Ischemia Reperfusion Injury and Exosomal miRNAs
Myocardial ischemia reperfusion injury (MIRI) refers to the phenomenon in which the blood supply of the myocardial tissue is restored after a period of its interruption, but the injury from myocardial tissue is aggravated. The pathogenesis of MIRI has not been fully elucidated but it includes oxygen free-radical injury, intracellular calcium overload, and inflammatory injury (Ibáñez et al., 2015; Tibaut et al., 2017).

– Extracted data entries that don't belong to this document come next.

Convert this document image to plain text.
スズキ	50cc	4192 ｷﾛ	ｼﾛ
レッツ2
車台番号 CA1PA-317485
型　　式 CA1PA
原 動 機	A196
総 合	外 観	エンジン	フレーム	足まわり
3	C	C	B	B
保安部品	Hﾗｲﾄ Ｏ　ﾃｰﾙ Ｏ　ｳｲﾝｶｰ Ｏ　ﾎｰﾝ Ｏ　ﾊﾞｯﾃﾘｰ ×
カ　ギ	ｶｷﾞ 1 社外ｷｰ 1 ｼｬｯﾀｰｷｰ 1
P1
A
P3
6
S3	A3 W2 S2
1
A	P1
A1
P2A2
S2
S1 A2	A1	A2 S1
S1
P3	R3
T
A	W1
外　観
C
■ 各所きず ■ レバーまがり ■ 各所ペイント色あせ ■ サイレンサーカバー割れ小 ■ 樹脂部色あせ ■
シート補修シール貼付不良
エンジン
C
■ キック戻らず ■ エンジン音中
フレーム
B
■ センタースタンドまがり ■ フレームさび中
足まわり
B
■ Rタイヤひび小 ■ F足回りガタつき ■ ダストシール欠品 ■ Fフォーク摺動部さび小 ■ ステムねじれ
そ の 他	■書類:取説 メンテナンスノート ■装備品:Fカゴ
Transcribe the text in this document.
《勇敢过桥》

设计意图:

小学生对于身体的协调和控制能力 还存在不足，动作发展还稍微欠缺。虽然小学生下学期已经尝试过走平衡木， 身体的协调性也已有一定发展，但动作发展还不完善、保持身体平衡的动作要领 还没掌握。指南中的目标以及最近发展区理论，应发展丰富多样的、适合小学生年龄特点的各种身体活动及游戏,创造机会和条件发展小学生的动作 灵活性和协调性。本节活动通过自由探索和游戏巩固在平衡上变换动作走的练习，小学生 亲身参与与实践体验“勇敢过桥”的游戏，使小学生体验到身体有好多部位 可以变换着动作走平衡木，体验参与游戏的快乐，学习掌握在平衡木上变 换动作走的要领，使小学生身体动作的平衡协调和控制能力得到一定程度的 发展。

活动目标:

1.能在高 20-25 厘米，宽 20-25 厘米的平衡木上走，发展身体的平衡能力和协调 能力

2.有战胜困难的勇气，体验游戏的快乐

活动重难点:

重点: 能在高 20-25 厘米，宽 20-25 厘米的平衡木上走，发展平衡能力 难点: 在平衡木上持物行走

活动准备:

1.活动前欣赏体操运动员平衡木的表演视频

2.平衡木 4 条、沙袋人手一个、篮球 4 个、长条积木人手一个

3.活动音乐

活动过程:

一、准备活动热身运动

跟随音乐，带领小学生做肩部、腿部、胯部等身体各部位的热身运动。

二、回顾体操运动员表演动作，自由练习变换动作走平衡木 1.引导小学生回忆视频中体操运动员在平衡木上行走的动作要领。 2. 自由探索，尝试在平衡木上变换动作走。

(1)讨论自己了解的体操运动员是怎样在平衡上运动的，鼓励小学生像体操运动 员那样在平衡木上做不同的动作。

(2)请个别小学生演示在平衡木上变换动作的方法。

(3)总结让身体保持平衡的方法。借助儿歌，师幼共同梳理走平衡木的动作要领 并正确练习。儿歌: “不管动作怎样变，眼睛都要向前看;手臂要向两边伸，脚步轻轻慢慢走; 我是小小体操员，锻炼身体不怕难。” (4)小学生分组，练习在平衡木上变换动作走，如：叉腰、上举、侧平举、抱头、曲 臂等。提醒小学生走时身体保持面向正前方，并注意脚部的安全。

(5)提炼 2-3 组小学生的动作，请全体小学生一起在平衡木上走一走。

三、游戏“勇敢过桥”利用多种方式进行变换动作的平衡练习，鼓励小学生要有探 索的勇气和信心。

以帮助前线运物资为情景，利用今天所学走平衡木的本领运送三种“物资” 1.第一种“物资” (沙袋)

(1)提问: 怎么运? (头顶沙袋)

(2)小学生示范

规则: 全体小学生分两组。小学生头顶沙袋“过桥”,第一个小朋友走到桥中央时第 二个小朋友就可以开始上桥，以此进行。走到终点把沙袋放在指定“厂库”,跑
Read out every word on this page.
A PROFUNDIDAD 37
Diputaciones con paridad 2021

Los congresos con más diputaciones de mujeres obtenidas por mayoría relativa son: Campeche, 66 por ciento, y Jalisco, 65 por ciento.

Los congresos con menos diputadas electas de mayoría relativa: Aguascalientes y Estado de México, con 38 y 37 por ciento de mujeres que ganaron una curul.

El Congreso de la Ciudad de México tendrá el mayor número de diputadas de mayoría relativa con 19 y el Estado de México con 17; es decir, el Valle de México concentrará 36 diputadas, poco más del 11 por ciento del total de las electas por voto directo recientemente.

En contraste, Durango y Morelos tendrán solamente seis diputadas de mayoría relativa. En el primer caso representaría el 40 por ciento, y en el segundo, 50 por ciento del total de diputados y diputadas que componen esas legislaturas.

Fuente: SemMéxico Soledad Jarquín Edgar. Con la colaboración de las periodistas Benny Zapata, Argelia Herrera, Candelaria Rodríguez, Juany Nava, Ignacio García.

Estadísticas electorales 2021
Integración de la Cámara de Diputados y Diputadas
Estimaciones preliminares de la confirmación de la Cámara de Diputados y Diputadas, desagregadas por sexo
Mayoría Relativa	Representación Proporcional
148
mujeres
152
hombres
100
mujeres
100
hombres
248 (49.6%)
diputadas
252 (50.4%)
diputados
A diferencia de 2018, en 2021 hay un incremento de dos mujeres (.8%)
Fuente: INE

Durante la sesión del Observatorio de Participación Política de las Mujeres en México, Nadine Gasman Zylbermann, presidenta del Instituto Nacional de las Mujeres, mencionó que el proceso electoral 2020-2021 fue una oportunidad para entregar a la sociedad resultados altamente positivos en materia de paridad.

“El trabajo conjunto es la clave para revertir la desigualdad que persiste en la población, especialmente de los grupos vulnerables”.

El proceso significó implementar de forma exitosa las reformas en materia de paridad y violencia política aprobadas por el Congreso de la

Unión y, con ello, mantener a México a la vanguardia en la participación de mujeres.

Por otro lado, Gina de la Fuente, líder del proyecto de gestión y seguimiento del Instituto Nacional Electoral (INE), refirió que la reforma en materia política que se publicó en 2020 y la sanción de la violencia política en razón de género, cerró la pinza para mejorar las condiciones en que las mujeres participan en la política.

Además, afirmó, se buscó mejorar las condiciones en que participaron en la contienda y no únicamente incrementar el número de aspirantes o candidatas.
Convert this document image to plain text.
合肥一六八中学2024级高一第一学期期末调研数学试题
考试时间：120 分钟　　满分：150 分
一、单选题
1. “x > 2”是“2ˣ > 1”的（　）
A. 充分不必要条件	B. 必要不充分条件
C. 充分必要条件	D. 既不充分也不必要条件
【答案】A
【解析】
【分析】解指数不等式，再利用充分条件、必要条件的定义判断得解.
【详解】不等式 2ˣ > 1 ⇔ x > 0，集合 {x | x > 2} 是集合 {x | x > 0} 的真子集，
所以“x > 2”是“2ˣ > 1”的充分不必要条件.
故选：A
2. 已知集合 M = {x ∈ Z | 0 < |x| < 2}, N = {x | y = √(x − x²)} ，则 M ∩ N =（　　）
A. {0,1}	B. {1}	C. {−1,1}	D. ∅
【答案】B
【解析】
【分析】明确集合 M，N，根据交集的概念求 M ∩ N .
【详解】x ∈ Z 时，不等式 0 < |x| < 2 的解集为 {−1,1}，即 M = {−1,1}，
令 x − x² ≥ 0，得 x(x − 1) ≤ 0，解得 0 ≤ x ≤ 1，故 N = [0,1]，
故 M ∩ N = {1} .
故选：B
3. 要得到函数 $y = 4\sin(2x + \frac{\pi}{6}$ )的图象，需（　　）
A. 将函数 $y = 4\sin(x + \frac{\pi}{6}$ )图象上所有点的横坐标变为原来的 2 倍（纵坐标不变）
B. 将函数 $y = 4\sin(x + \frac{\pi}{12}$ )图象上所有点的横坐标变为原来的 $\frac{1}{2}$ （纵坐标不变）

Recent studies have shown that exosomal miRNAs play an important role in MIRI. For example, Wang et al. (2019) showed that exosomal miR-126 reduces apoptosis in neonatal rat cardiomyocytes treated with H2O2 and CoCl2, and improves the cell survival rate. In addition, exosomal miR-126 significantly improves cardiac function. This indicates that exosomal miR-126 can reduce MIRI by targeting and regulating ERRFI. Luo et al. (2019) showed that hypoxia and reoxygenation (H/R) significantly increase exosome secretion by cardiac fibroblasts (CFs) in a Transwell co-culture system, thus protecting H9C2 cells from H/R damage. Further analysis revealed that exosomal miR-423-3p secreted by CFs improves the viability of H2C9 cells and reduces apoptosis by targeting RAP2C.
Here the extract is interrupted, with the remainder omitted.